What can you use to care for your strings?

Electric guitar strings are made of steel, and steel contains iron, which will corrode in the presence of oxygen. Of course, this is a slow process, but air humidity and hand marks can significantly speed it up.

Fortunately, you can extend the life of your strings with regular cleaning. For this, some kind of string cleaner in combination with a special cloth, or a simple polishing cloth is quite suitable. Fender also offers a special Speed ​​Slick applicator that allows you to restore clarity and extend the life of your strings with just a few strokes along them.

Finally, remember to wash your hands before playing the guitar to ensure that the strings are left with as little harmful residue as possible.

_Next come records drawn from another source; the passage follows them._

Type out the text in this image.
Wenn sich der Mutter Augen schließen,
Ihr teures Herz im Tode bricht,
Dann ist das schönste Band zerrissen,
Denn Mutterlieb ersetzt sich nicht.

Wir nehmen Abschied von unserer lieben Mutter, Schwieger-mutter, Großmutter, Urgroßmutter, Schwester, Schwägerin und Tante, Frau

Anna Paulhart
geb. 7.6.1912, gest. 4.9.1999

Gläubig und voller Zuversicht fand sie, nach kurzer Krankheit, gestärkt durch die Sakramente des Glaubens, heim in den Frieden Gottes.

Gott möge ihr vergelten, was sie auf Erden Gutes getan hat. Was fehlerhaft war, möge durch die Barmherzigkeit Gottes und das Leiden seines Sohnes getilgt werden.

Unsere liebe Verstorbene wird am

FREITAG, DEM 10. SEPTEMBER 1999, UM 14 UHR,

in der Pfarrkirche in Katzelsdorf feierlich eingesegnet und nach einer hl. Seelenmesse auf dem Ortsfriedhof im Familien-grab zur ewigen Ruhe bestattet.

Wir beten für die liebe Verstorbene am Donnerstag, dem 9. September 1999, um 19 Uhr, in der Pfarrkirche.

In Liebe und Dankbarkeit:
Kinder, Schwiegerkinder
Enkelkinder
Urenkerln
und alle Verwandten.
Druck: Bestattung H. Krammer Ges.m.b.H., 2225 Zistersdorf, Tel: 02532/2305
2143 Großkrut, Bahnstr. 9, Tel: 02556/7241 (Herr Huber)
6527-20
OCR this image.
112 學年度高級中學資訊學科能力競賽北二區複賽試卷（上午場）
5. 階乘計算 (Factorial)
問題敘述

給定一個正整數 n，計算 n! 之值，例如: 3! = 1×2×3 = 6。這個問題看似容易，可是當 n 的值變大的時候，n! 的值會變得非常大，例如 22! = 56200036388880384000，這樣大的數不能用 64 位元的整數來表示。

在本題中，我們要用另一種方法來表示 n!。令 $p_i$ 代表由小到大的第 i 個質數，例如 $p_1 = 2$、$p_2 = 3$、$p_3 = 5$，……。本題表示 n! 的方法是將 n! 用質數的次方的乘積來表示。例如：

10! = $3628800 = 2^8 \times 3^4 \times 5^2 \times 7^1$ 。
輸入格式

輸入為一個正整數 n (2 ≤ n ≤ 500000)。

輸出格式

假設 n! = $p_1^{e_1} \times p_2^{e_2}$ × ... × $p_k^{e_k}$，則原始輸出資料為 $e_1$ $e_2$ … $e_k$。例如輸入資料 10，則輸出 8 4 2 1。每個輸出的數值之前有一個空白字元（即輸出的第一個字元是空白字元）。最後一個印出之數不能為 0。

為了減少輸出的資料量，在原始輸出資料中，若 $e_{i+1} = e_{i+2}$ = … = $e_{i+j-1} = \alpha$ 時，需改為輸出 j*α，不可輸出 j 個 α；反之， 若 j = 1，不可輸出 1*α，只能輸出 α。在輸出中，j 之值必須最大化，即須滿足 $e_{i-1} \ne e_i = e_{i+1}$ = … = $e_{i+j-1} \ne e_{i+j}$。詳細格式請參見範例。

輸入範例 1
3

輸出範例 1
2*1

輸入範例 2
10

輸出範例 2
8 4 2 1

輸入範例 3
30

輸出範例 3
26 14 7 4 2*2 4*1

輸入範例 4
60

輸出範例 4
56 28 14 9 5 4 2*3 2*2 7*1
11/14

Below are signs that mean it's time to change your strings:

  1. The system became unstable.
  2. There is noticeable corrosion on the strings.
  3. The guitar started to sound hollow.
  4. The braid has lost its integrity.

If you want to learn how to properly change strings on an electric guitar, watch the instructional video below:

There is a big plus in such a variety of strings - it is a choice. A great way to find out what's best for you is to try a few different options and settle on what works best for you.

Once you've selected the optimal strings, all you have to do is regularly monitor their condition to ensure your sound is always excellent.